During and after the hearing, Smith, the deputy solicitor, noted that most of the repairs completed at Fairburn & Gordon since May were done to vacant units instead of the occupied apartments where tenants lived. She asked the judge if the tenants who pay rent can be moved into Fairburn & Gordon’s renovated units for the time being.

“They need to either relocate these tenants into the units that have been rehabbed, or fix what’s broken in these occupied units,” Smith said.

Tenants also were asked to fill out paperwork indicating what maintenance issues still exist in their apartments. Housing Help Center Director Donell Q. Woodson estimated that about 80% of Fairburn & Gordon tenants who are not on Section 8 are behind on their rent and need to at least attempt to catch up before the city can help them find safer homes.

“It won’t preclude them from being able to have our services, but we want to make sure they have attempted to address the back due rent,” Woodson said.

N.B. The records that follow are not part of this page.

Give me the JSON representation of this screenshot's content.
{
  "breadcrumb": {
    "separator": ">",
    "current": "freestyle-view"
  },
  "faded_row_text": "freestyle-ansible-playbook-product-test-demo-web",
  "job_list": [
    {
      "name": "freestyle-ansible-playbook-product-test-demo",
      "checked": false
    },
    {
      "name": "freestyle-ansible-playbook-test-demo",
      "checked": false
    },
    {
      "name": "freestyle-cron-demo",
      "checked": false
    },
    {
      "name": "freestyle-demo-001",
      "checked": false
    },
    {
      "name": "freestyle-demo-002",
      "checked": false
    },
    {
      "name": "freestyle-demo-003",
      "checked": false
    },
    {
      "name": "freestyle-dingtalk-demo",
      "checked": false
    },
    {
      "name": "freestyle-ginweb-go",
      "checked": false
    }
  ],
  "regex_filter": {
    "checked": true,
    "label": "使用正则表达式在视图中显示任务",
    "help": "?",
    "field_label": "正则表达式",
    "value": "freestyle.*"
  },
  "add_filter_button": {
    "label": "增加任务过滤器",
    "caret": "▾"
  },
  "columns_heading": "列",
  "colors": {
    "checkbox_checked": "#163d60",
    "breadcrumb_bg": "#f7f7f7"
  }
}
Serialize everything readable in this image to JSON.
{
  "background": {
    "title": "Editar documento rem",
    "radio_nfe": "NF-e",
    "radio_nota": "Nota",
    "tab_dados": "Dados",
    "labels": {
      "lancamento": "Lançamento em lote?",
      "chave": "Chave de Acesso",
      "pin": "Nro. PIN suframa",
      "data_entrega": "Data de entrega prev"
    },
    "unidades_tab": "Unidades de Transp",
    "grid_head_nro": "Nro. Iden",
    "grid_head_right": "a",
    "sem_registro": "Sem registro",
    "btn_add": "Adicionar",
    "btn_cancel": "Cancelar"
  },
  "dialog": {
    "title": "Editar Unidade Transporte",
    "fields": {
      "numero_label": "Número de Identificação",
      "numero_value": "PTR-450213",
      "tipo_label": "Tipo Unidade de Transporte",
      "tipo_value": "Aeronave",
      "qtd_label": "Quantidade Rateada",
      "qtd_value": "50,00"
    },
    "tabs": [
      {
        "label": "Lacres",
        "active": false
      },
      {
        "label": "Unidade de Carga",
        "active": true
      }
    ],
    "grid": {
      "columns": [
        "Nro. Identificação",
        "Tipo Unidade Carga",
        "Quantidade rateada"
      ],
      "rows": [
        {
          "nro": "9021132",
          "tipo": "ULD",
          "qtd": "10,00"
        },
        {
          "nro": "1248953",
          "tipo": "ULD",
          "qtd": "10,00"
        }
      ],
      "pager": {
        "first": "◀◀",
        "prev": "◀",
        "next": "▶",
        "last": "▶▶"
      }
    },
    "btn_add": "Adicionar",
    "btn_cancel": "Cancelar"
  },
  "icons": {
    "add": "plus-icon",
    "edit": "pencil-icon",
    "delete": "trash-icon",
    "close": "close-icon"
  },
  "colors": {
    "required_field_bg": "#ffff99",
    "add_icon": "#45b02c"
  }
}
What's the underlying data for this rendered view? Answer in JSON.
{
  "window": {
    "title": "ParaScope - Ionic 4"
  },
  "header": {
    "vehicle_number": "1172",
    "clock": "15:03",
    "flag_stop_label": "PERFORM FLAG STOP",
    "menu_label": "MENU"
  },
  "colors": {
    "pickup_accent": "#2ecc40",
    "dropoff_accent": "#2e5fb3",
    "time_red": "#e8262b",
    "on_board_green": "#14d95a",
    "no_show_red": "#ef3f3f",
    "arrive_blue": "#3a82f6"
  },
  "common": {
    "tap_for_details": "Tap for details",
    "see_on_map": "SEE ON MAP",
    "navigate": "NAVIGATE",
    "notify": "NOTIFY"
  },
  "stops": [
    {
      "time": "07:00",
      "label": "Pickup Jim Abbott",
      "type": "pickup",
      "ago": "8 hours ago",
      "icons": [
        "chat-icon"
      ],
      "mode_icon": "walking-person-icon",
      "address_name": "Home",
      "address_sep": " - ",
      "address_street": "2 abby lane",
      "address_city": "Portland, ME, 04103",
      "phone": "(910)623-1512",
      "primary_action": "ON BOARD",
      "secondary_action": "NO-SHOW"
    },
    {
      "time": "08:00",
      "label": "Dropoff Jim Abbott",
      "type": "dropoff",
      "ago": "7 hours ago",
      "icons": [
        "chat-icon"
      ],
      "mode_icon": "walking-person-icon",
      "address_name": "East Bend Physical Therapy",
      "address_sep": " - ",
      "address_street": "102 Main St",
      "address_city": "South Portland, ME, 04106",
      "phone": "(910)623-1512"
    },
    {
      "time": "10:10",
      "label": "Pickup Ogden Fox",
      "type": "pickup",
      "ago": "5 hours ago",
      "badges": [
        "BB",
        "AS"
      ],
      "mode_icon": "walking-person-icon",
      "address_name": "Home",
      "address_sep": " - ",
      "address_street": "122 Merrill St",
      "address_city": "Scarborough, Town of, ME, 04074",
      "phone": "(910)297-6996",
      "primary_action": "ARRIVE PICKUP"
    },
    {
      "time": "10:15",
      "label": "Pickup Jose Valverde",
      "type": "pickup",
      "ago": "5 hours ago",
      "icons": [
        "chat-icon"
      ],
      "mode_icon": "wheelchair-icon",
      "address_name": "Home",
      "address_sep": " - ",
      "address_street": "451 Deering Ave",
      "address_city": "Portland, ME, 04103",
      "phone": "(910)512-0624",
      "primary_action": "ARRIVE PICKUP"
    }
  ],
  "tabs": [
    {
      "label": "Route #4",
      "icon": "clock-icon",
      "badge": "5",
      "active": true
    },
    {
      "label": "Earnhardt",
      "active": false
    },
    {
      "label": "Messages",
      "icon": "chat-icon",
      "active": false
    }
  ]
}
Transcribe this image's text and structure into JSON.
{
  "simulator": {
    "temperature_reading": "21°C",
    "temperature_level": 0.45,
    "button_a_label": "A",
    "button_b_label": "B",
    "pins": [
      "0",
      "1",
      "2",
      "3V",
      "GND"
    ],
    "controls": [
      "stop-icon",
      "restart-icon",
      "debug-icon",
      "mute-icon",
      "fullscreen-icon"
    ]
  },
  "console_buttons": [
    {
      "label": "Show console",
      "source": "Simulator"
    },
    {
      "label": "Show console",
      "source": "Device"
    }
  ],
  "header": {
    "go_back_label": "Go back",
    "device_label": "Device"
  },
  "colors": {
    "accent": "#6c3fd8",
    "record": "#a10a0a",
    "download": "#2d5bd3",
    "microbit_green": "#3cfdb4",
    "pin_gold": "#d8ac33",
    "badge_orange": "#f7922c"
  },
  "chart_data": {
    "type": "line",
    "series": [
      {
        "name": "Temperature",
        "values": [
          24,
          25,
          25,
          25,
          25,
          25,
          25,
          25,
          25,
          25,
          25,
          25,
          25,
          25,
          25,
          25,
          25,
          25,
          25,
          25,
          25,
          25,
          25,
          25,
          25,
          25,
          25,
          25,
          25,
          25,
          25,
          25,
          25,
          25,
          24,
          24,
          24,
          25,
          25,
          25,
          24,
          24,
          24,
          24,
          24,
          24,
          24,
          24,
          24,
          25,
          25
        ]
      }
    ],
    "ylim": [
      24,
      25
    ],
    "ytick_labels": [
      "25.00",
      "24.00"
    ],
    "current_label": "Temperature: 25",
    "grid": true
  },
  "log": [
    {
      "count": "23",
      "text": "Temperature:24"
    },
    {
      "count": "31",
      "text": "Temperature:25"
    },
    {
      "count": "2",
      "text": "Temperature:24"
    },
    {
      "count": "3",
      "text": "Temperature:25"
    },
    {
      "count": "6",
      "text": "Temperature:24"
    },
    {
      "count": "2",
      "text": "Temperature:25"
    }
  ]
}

Woodson said the mayor is prioritizing providing more urgent help to Fairburn & Gordon’s residents. That potentially includes paying to get air conditioners for tenants whose AC units are broken in addition to eventually helping them find “immediate, secure, and safe housing.”

“The long-term fix is what we’re really after,” Woodson said.

Correction: A previous version of this story incorrectly reported the last name of one of the owners of the Fairburn & Gordon II Apartments. The owner’s name is Abraham Beroukhai.

Chauncey Alcorn is Capital B Atlanta's state and local politics reporter.